- Classification: Division I
- Teams: 6
- Matches: 5
- Quarterfinals site: Titan Field Aldo Santaga Stadium Detroit, Michigan Green Bay, Wisconsin
- Semifinals site: Flames Field Chicago, IL
- Finals site: Flames Field Chicago, IL
- Champions: Wright State (1st title)
- Winning coach: Jake Slemker (1st title)
- MVP: Joel Sundell (Wright State)
- Broadcast: ESPN+

= 2019 Horizon League men's soccer tournament =

The 2019 Horizon League men's soccer tournament was the 32nd edition of the tournament. The tournament decided the Horizon League champion and guaranteed representative into the 2019 NCAA Division I men's soccer tournament. The tournament began on November 11 and concluded on November 16, 2019.

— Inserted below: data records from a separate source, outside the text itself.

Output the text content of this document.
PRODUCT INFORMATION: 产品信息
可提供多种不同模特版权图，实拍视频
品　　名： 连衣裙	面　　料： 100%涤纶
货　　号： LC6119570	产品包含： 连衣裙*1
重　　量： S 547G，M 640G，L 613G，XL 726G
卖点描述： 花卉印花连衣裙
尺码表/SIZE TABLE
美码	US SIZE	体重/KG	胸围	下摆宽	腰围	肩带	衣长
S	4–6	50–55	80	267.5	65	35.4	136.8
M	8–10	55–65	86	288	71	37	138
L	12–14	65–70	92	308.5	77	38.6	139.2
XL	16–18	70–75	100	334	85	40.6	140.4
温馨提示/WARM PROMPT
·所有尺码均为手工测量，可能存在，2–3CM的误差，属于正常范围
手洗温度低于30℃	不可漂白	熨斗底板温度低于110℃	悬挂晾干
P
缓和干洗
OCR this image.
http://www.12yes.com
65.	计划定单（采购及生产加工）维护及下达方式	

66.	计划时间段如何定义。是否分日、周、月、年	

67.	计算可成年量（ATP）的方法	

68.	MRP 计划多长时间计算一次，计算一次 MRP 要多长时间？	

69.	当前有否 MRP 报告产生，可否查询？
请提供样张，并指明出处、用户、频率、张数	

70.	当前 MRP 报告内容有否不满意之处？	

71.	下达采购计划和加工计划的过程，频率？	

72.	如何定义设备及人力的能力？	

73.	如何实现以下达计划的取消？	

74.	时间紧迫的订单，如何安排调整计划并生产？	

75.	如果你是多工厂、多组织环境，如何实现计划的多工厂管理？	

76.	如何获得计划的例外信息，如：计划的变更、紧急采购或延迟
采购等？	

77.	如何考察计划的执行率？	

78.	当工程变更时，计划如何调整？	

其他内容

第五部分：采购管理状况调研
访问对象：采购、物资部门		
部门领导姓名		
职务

Wright State won their first Horizon League championship, defeating Milwaukee 4–3 in penalty kicks after a 1–1 draw in regulation time and extra time. It was Wright State's first ever Horizon League tournament championship. Three-time defending champions, UIC, were eliminated in the semifinals by Milwaukee. Wright State second year head coach, Jake Slemker, won his first title with the Raiders.

Joel Sundell of Wright State won the Horizon League Tournament Most valuable player.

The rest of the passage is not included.